Exercise 9a

Stewart, Section 14.9, Exercises 3, 12, 17, 18, 21, 22, 23.

Let $ \mathbf{E}= \frac{Q}{4 \pi \epsilon_0} \frac{\mathbf{r}}{r^3}$, where $ r = \sqrt{x^2 + y^2 + z^2}$, $ \mathbf{r}= (x\mathbf{i}+ y \mathbf{j}+ z\mathbf{k})$, and $ Q,
\epsilon_0$ are positive constants. Find the surface integral of $ \mathbf{E}$ over the surface shown, with the given unit normal.

[Drawing: omitted. The drawing depicts a surface that encloses the origin, and has a ``tail'' that curves back over towards the origin, intersects the surface and then encloses the origin again for a second time.]

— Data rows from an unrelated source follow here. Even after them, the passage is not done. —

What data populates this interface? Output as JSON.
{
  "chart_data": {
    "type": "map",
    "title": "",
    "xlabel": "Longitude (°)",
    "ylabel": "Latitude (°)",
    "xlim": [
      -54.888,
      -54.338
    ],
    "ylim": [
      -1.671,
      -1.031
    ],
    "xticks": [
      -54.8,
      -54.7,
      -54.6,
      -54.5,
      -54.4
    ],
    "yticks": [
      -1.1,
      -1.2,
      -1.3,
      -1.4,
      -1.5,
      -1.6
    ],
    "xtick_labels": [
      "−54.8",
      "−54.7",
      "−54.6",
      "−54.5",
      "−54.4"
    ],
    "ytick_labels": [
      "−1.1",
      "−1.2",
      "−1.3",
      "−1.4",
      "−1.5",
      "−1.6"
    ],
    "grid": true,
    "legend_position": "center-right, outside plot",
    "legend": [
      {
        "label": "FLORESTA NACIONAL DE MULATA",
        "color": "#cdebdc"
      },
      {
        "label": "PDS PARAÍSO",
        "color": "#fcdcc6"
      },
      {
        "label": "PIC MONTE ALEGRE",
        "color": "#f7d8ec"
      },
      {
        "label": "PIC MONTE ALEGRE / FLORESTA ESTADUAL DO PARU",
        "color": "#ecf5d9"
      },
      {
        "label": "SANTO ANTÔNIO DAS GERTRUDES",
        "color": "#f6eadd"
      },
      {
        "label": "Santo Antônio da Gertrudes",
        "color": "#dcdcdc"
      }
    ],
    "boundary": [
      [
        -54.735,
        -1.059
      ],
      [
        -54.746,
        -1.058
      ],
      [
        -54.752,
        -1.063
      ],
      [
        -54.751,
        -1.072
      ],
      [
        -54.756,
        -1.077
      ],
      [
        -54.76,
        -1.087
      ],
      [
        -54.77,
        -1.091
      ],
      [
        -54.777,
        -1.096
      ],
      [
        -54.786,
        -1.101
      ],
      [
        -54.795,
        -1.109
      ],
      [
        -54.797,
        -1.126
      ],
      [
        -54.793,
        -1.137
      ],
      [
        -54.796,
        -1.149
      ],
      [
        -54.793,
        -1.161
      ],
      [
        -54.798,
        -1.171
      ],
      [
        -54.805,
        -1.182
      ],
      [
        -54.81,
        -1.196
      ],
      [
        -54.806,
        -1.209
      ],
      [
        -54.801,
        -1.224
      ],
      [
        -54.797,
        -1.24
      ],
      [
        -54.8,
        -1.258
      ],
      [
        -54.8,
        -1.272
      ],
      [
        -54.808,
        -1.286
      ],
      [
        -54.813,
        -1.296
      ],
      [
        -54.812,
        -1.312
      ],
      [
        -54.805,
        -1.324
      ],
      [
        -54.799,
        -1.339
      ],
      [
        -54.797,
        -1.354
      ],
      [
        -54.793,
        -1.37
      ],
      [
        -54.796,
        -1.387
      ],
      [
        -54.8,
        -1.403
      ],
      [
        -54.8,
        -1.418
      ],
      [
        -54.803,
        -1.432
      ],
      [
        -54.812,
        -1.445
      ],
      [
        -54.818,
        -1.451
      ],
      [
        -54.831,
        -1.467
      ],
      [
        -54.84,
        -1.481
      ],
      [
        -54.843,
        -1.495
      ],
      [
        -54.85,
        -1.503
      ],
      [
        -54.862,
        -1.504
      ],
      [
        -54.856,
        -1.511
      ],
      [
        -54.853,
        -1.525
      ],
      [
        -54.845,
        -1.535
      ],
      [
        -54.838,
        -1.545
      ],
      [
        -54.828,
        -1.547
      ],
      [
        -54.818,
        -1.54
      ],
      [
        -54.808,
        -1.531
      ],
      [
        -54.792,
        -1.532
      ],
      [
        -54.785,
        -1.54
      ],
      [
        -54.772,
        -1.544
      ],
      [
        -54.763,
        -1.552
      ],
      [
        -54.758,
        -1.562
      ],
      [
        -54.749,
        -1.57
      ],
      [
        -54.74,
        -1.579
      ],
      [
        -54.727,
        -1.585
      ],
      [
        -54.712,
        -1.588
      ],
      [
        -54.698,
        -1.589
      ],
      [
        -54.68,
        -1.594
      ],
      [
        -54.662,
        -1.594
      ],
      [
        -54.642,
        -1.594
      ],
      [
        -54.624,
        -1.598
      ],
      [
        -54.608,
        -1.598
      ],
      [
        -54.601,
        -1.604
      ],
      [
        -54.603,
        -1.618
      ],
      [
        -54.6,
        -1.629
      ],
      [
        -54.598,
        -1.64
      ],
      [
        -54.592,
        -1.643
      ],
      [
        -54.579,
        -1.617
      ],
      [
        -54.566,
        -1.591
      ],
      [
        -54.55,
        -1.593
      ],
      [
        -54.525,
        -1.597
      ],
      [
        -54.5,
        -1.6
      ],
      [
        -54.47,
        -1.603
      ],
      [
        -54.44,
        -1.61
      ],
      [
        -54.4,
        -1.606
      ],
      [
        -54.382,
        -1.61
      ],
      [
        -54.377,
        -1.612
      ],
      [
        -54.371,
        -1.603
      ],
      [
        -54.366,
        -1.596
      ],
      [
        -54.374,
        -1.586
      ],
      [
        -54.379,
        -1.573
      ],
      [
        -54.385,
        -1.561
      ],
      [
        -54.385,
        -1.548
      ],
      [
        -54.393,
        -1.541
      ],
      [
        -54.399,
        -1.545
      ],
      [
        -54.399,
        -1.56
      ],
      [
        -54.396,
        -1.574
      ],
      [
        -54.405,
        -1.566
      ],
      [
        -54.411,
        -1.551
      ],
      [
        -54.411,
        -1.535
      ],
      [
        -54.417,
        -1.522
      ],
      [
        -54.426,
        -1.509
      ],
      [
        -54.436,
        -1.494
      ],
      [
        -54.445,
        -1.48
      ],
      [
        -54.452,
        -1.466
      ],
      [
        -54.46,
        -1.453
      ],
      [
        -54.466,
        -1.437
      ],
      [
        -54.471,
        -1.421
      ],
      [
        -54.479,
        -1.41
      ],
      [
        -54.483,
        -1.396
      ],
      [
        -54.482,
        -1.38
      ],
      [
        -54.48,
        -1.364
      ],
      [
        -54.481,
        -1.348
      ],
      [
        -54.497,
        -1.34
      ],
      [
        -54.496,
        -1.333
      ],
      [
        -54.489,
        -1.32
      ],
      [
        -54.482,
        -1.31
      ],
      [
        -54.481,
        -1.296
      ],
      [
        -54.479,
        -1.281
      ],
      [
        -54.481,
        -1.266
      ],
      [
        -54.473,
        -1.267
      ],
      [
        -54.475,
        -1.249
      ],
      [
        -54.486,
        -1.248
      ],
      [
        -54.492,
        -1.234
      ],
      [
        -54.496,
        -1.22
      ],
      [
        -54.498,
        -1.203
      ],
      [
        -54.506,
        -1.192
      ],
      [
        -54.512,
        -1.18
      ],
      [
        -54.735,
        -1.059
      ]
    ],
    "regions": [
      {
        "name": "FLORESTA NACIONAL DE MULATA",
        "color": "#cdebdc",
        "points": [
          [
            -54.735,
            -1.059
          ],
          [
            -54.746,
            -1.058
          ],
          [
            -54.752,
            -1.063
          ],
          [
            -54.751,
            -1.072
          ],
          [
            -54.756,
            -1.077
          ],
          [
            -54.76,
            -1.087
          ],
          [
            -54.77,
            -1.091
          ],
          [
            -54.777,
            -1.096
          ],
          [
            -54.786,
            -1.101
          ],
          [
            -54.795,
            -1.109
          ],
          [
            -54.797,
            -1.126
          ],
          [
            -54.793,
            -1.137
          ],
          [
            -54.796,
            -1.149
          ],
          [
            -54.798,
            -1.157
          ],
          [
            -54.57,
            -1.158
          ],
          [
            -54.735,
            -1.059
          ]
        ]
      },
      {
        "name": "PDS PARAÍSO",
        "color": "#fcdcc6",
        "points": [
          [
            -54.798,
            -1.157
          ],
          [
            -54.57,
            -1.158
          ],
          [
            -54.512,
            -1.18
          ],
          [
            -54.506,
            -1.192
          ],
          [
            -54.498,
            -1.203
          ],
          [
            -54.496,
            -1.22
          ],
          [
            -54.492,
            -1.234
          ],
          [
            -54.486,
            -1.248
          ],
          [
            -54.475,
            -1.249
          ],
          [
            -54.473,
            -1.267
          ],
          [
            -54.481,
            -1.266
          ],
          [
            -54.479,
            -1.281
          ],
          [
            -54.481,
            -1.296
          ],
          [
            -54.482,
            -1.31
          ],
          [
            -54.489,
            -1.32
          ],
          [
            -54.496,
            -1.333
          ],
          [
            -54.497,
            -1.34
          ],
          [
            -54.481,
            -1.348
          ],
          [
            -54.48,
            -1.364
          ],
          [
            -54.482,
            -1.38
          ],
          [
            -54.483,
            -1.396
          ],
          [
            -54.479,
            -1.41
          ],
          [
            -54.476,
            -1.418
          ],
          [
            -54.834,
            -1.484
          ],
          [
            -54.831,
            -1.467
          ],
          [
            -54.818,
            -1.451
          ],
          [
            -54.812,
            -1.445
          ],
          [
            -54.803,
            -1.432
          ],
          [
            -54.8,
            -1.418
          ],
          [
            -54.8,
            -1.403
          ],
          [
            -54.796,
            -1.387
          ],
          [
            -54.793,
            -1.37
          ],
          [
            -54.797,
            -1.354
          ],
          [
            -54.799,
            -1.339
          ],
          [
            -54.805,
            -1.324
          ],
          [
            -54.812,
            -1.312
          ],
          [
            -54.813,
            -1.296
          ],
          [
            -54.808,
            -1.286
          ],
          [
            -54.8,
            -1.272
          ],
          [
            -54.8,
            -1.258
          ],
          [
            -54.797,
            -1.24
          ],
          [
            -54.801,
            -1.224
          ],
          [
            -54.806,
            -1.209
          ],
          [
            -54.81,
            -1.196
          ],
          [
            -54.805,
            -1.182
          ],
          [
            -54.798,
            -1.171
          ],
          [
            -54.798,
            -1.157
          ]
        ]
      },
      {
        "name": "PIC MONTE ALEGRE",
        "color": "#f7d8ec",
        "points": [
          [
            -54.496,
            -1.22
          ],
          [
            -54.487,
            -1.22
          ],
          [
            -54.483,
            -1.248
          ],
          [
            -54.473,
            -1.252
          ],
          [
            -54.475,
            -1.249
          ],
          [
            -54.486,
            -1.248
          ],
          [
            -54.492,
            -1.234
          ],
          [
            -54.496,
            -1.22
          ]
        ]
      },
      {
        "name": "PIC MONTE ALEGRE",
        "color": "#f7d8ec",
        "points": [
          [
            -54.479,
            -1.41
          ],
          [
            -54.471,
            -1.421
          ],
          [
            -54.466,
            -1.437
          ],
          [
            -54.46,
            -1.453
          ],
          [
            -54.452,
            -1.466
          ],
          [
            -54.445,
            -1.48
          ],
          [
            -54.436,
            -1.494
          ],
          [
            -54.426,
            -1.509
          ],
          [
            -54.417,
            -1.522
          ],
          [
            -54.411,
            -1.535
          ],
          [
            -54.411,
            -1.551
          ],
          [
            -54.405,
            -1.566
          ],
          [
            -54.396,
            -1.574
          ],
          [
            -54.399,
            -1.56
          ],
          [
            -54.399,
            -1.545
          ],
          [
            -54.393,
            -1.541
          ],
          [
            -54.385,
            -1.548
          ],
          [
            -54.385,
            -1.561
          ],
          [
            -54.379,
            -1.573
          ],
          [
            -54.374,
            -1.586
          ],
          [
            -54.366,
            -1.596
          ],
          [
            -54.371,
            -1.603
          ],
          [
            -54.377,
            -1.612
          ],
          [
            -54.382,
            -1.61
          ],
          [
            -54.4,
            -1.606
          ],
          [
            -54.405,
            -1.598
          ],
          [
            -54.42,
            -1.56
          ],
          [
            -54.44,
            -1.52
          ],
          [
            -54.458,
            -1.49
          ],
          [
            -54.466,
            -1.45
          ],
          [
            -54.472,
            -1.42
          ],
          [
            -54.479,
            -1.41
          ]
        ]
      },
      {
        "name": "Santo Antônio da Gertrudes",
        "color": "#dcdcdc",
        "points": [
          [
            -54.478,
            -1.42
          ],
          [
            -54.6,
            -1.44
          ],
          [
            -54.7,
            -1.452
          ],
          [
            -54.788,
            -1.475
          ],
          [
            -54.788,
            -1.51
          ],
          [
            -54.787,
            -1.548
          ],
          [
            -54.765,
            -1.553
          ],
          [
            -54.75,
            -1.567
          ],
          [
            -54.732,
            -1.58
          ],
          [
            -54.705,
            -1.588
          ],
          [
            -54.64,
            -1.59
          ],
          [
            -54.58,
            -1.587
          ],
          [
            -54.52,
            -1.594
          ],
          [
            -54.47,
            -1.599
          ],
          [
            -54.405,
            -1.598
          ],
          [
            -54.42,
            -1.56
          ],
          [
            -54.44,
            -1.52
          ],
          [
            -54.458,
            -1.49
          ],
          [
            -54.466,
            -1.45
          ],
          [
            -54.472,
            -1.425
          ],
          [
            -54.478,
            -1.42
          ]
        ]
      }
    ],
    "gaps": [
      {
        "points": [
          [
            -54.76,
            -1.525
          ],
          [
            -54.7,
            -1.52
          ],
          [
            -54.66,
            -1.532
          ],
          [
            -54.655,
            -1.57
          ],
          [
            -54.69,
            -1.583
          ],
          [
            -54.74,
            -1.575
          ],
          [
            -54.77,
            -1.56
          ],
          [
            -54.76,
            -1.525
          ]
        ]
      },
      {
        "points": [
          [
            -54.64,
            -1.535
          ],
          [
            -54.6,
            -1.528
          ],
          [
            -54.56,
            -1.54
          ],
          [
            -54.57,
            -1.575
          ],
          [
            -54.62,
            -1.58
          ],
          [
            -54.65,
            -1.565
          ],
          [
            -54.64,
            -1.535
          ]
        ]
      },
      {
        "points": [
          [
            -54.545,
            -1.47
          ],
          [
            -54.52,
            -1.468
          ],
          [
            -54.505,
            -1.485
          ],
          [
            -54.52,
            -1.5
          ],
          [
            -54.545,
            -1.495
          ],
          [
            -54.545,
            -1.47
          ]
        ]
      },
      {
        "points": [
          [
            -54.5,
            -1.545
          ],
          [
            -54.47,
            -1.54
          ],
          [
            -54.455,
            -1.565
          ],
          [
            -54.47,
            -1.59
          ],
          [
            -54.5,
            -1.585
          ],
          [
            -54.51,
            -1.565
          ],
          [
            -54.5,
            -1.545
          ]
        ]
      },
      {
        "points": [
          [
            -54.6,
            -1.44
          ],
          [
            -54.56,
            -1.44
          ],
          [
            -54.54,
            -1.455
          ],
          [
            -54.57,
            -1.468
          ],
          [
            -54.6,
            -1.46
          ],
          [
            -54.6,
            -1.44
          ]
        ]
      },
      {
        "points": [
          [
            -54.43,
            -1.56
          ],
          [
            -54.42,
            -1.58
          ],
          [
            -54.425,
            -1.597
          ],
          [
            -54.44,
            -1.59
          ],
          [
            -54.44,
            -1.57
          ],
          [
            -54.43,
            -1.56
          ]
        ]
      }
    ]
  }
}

Let $ \mathbf{E}$ be the same as in Exercise 2, and let $ C$ be the curve $ x^2
+ y^2 =1, z=0$ oriented in the anti-clockwise direction when viewed from above.
Calculate directly the flux of $ \mathbf{E}$ through the bottom half of the unit sphere, with unit normal pointing towards the origin.
Use the divergence theorem to show that if if $ S$ is any oriented surface with oriented boundary $ C$, and $ S$ does not intersect the non-negative part of the $ z$-axis, then the flux of $ E$ through $ S$ is $ \frac{Q}{2 \epsilon_0}$.